The Hudson River Park Trust, a publicly-owned corporation overseen by New York State and the city, will end its longstanding contract with Immigration and Customs Enforcement amid growing concerns about the Trump administration’s heavy-handed tactics.
As far back as 2004, ICE has used the Hudson River Park Trust’s waterfront parking lot at Pier 40 to stash several dozen vehicles. But when the latest five-year contract runs out in June, the Trust will give ICE the boot.
“The Trust is currently in the last year of a five-year parking contract that commenced during the previous federal administration and does not intend to renew the contract,” said Shal Ramaswamy, a spokesperson for the Hudson River Park Trust, adding the trust didn’t intend to enter into any new ICE contracts. The number of parking spots currently being used by ICE was redacted from the request, and the Trust spokesperson Ramaswamy declined to say how many parking spots ICE was currently using.
“The contract is confined to the provision of parking spaces, and the Trust has no engagement related to enforcement,” she said.
Hell Gate first reported the end of ICE’s contract after the publication contacted the Trust following a map published by Sludge that showed local ICE contracts, including one with the Trust.
Its most recent contract with ICE, which went into effect in July 2021 and expires at the end of June 2026, is for $150,000 a year for “secure parking spaces for DHS/ICE/ERO law enforcement officers,” according to a copy of the contract obtained through a Freedom of Information Request by THE CITY. The number of parking spots currently being used by ICE was redacted from the request, and the Trust declined to say how many parking spots ICE was currently using.
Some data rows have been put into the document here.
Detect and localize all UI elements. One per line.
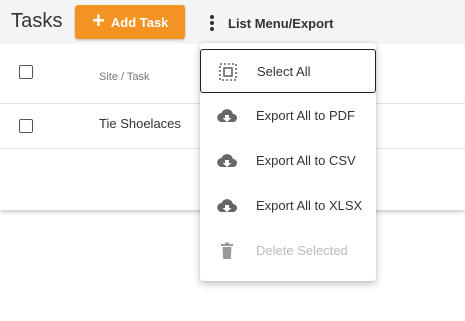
list-menu-label: List Menu/Export <box>228 15 334 31</box>
cloud-download-icon <box>216 106 238 126</box>
page-title: Tasks <box>11 10 63 32</box>
cloud-download-icon <box>216 196 238 216</box>
list-menu-export-button[interactable]: List Menu/Export <box>210 12 333 34</box>
menu-item-export-xlsx[interactable]: Export All to XLSX <box>200 184 376 228</box>
add-task-button[interactable]: + Add Task <box>75 5 185 39</box>
menu-item-delete-selected[interactable]: Delete Selected <box>200 229 376 273</box>
menu-item-label: Delete Selected <box>256 243 348 258</box>
row-checkbox[interactable] <box>19 119 33 133</box>
menu-item-label: Export All to PDF <box>256 108 355 123</box>
list-menu-dropdown: Select All Export All to PDF Export All … <box>200 43 376 281</box>
menu-item-export-pdf[interactable]: Export All to PDF <box>200 94 376 138</box>
column-header-site-task[interactable]: Site / Task <box>99 71 150 83</box>
menu-item-export-csv[interactable]: Export All to CSV <box>200 139 376 183</box>
menu-item-select-all[interactable]: Select All <box>200 49 376 93</box>
toolbar: Tasks + Add Task List Menu/Export <box>0 0 465 44</box>
more-vertical-icon <box>210 15 214 31</box>
plus-icon: + <box>92 8 105 33</box>
menu-item-label: Export All to CSV <box>256 153 356 168</box>
add-task-label: Add Task <box>110 14 169 30</box>
table-row-task[interactable]: Tie Shoelaces <box>99 116 181 131</box>
select-all-checkbox[interactable] <box>19 65 33 79</box>
menu-item-label: Export All to XLSX <box>256 198 363 213</box>
select-all-icon <box>217 62 239 82</box>
cloud-download-icon <box>216 151 238 171</box>
menu-item-label: Select All <box>257 64 311 79</box>
trash-icon <box>216 241 238 261</box>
Manhattan Borough President called on the Trust to break its contract immediately following Hellgate’s report.
“I understand the contract is set to expire in June, but every day matters when you consider that the city and the state are in effect colluding in family separation policies with the federal government,” he said on X. “The contract must end now.”
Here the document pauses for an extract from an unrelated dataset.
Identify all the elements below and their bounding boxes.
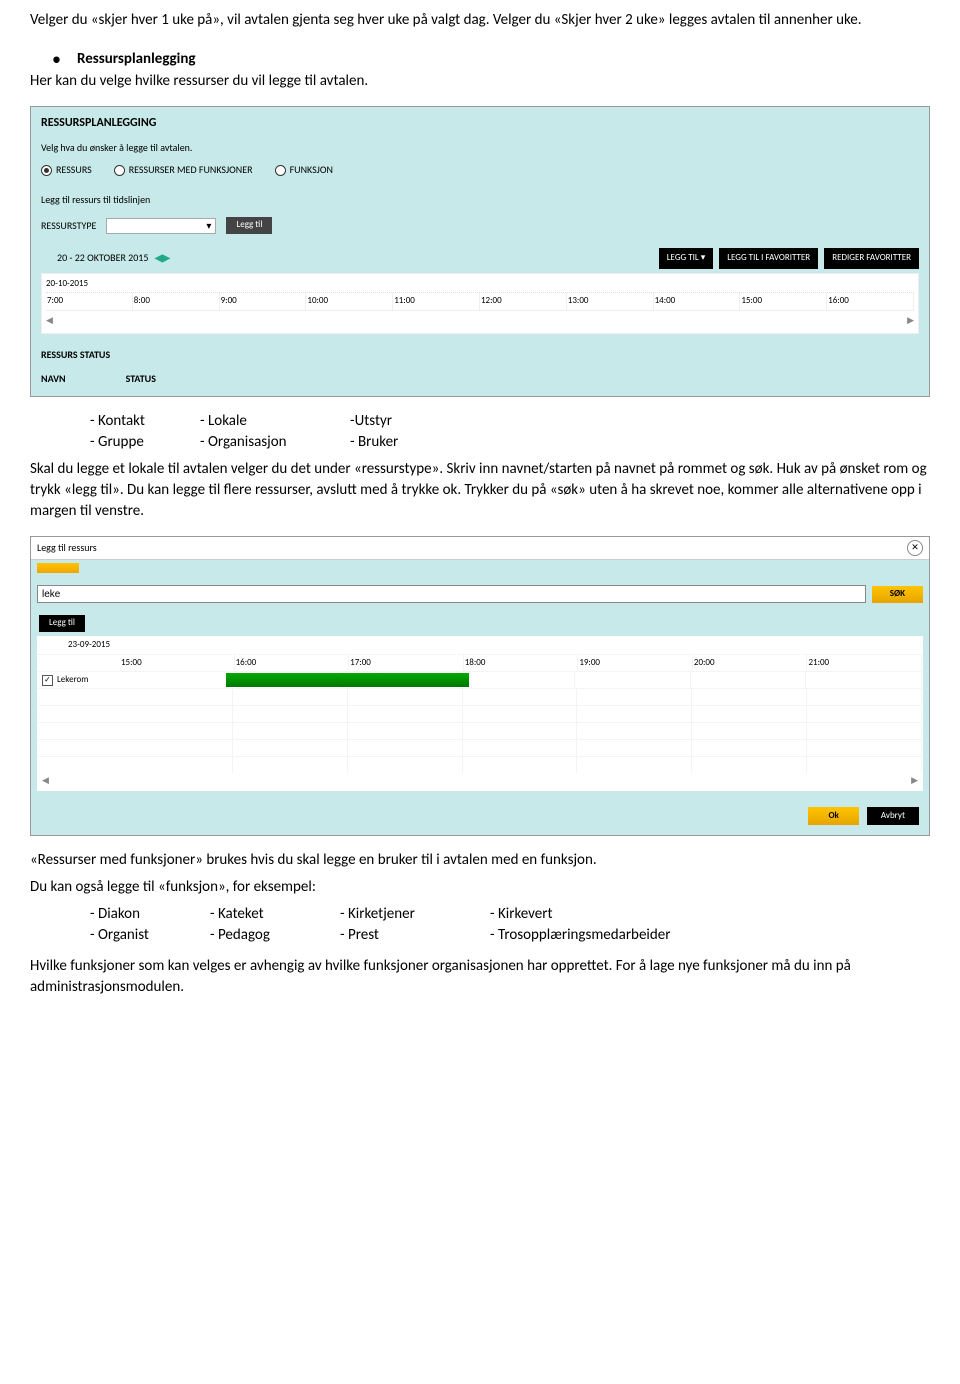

The Hudson River Park Trust’s contract with ICE stretches back for more than two decades and came under scrutiny during President Donald Trump’s first term.
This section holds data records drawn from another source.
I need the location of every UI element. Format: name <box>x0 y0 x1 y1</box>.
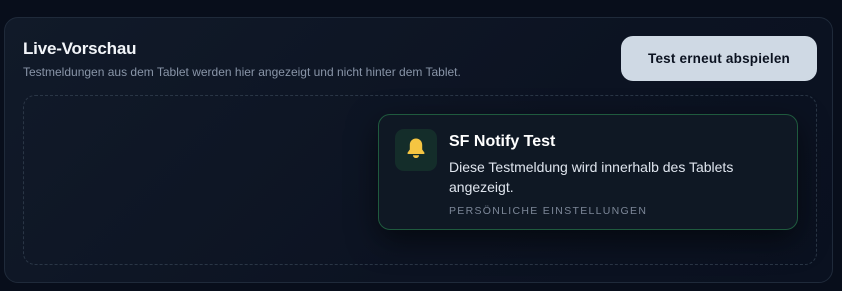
notification-icon-container <box>395 129 437 171</box>
replay-test-button[interactable]: Test erneut abspielen <box>621 36 817 81</box>
notification-toast[interactable]: SF Notify Test Diese Testmeldung wird in… <box>378 114 798 230</box>
panel-title: Live-Vorschau <box>23 39 137 58</box>
bell-icon <box>406 137 426 164</box>
notification-category: PERSÖNLICHE EINSTELLUNGEN <box>449 205 648 217</box>
notification-title: SF Notify Test <box>449 133 556 150</box>
notification-message: Diese Testmeldung wird innerhalb des Tab… <box>449 159 734 195</box>
notification-preview-area: SF Notify Test Diese Testmeldung wird in… <box>23 95 817 265</box>
live-preview-panel: Live-Vorschau Testmeldungen aus dem Tabl… <box>4 17 833 283</box>
panel-subtitle: Testmeldungen aus dem Tablet werden hier… <box>23 65 461 79</box>
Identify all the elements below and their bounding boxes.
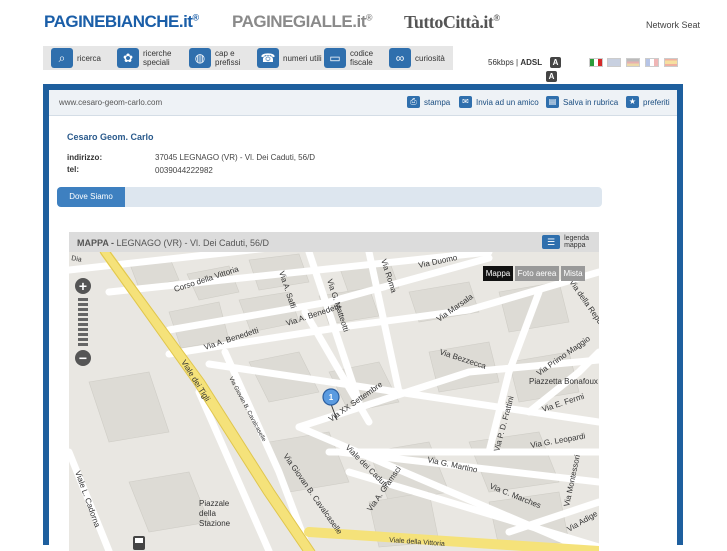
zoom-level-tick[interactable] bbox=[78, 323, 88, 326]
site-header: PAGINEBIANCHE.it® PAGINEGIALLE.it® Tutto… bbox=[0, 0, 727, 44]
flag-france-icon[interactable] bbox=[645, 58, 659, 67]
zoom-level-tick[interactable] bbox=[78, 343, 88, 346]
tel-label: tel: bbox=[67, 165, 79, 174]
font-size-badge-a[interactable]: A bbox=[550, 57, 561, 68]
tuttocitta-logo[interactable]: TuttoCittà.it® bbox=[404, 12, 500, 33]
map-header: MAPPA - LEGNAGO (VR) - Vl. Dei Caduti, 5… bbox=[69, 232, 599, 252]
zoom-out-button[interactable]: − bbox=[75, 350, 91, 366]
chain-icon: ∞ bbox=[389, 48, 411, 68]
tab-dove-siamo[interactable]: Dove Siamo bbox=[57, 187, 125, 207]
flag-germany-icon[interactable] bbox=[626, 58, 640, 67]
paginebianche-logo[interactable]: PAGINEBIANCHE.it® bbox=[44, 12, 199, 32]
map-title: MAPPA - LEGNAGO (VR) - Vl. Dei Caduti, 5… bbox=[77, 238, 270, 248]
website-link[interactable]: www.cesaro-geom-carlo.com bbox=[59, 98, 162, 107]
phone-icon: ☎ bbox=[257, 48, 279, 68]
zoom-level-tick[interactable] bbox=[78, 338, 88, 341]
speed-56k-link[interactable]: 56kbps bbox=[488, 58, 514, 67]
nav-item-ricerca[interactable]: ⌕ ricerca bbox=[51, 48, 117, 68]
search-icon: ⌕ bbox=[51, 48, 73, 68]
zoom-level-tick[interactable] bbox=[78, 313, 88, 316]
street-label: Stazione bbox=[199, 519, 231, 528]
addressbook-icon: ▤ bbox=[546, 96, 559, 108]
zoom-level-tick[interactable] bbox=[78, 298, 88, 301]
network-seat-link[interactable]: Network Seat bbox=[646, 20, 700, 30]
zoom-level-tick[interactable] bbox=[78, 328, 88, 331]
zoom-level-tick[interactable] bbox=[78, 333, 88, 336]
zoom-level-tick[interactable] bbox=[78, 308, 88, 311]
map-legend-button[interactable]: ☰ legenda mappa bbox=[542, 235, 589, 249]
nav-item-codice-fiscale[interactable]: ▭ codice fiscale bbox=[324, 48, 390, 68]
print-button[interactable]: ⎙ stampa bbox=[407, 96, 450, 108]
service-nav: ⌕ ricerca ✿ ricerche speciali ◍ cap e pr… bbox=[43, 46, 453, 70]
listing-toolbar: www.cesaro-geom-carlo.com ⎙ stampa ✉ Invia… bbox=[49, 90, 677, 116]
map-canvas: Corso della Vittoria Via A. Saffi Via G.… bbox=[69, 252, 599, 551]
zoom-in-button[interactable]: + bbox=[75, 278, 91, 294]
save-to-addressbook-button[interactable]: ▤ Salva in rubrica bbox=[546, 96, 618, 108]
nav-item-curiosita[interactable]: ∞ curiosità bbox=[389, 48, 455, 68]
nav-item-ricerche-speciali[interactable]: ✿ ricerche speciali bbox=[117, 48, 183, 68]
street-label: della bbox=[199, 509, 216, 518]
star-icon: ★ bbox=[626, 96, 639, 108]
flag-spain-icon[interactable] bbox=[664, 58, 678, 67]
speed-adsl-link[interactable]: ADSL bbox=[520, 58, 542, 67]
street-map[interactable]: Corso della Vittoria Via A. Saffi Via G.… bbox=[69, 252, 599, 551]
zoom-level-tick[interactable] bbox=[78, 318, 88, 321]
zoom-level-tick[interactable] bbox=[78, 303, 88, 306]
paginegialle-logo[interactable]: PAGINEGIALLE.it® bbox=[232, 12, 373, 32]
font-size-badge-b[interactable]: A bbox=[546, 71, 557, 82]
puzzle-icon: ✿ bbox=[117, 48, 139, 68]
address-value: 37045 LEGNAGO (VR) - Vl. Dei Caduti, 56/… bbox=[155, 153, 316, 162]
flag-italy-icon[interactable] bbox=[589, 58, 603, 67]
listing-panel: www.cesaro-geom-carlo.com ⎙ stampa ✉ Invia… bbox=[43, 84, 683, 551]
flag-uk-icon[interactable] bbox=[607, 58, 621, 67]
favorites-button[interactable]: ★ preferiti bbox=[626, 96, 670, 108]
send-to-friend-button[interactable]: ✉ Invia ad un amico bbox=[459, 96, 539, 108]
printer-icon: ⎙ bbox=[407, 96, 420, 108]
map-location: LEGNAGO (VR) - Vl. Dei Caduti, 56/D bbox=[116, 238, 270, 248]
street-label: Piazzale bbox=[199, 499, 230, 508]
nav-item-cap-prefissi[interactable]: ◍ cap e prefissi bbox=[189, 48, 255, 68]
address-label: indirizzo: bbox=[67, 153, 103, 162]
map-type-foto-button[interactable]: Foto aerea bbox=[515, 266, 559, 281]
map-type-mista-button[interactable]: Mista bbox=[561, 266, 585, 281]
list-icon: ☰ bbox=[542, 235, 561, 249]
zoom-control: + − bbox=[74, 278, 92, 378]
map-type-mappa-button[interactable]: Mappa bbox=[483, 266, 513, 281]
company-name: Cesaro Geom. Carlo bbox=[67, 132, 154, 142]
globe-icon: ◍ bbox=[189, 48, 211, 68]
connection-speed: 56kbps | ADSL bbox=[488, 58, 543, 67]
bus-stop-icon bbox=[133, 536, 145, 550]
tab-bar: Dove Siamo bbox=[57, 187, 602, 207]
card-icon: ▭ bbox=[324, 48, 346, 68]
envelope-icon: ✉ bbox=[459, 96, 472, 108]
tel-value: 0039044222982 bbox=[155, 166, 213, 175]
nav-item-numeri-utili[interactable]: ☎ numeri utili bbox=[257, 48, 323, 68]
marker-label: 1 bbox=[329, 393, 334, 402]
street-label: Piazzetta Bonafoux bbox=[529, 377, 598, 386]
In 2018, Sludge reported that ICE’s contract at the time was worth $426,000 and covered 35 parking spaces for vehicles. A City Council bill at the time would have banned public entities from contracting with ICE, but the legislation never moved forward. The bill was reintroduced in 2022 and again stalled.
Some of the vehicles stored at the Chelsea parking garage appear to be the same passenger vans with caged enclosures that ICE uses to move immigrants to and from 26 Federal Plaza, the central processing location for arrests made in New York City.
ICE’s white vans became a target of ire last spring as ICE arrests ramped up in New York City. Protesters attempted to block them transporting people arrested at Varick Street immigration court and at 26 Federal Plaza on several occasions.
On an afternoon last fall, reporters for THE CITY observed five white passenger vans with Maryland plates, tinted windows and caged enclosures around the back seats. The vans also had boxes of metal handcuffs visible through windows. One such van arrived during the course of the afternoon, and a driver with a holstered gun got out and left the garage.
ICE’s use of parking lots have recently become a flashpoint in other cities facing dramatic federal crackdowns. Last fall in Chicago, ICE used public parking lots as staging areas for raids, prompting Mayor Brandon Johnson to pen an executive order barring their use.
But anger towards ICE has built in recent weeks, as agents have flooded Minnesota’s Twin Cities. An agent involved in the huge federal sweep there shot and killed American citizen Renee Good in Minneapolis, with subsequent protests met by a highly-militarized crackdown on demonstrators.
Mayor Zohran Mamdani recently said on ABC’s The View he was in favor of abolishing ICE.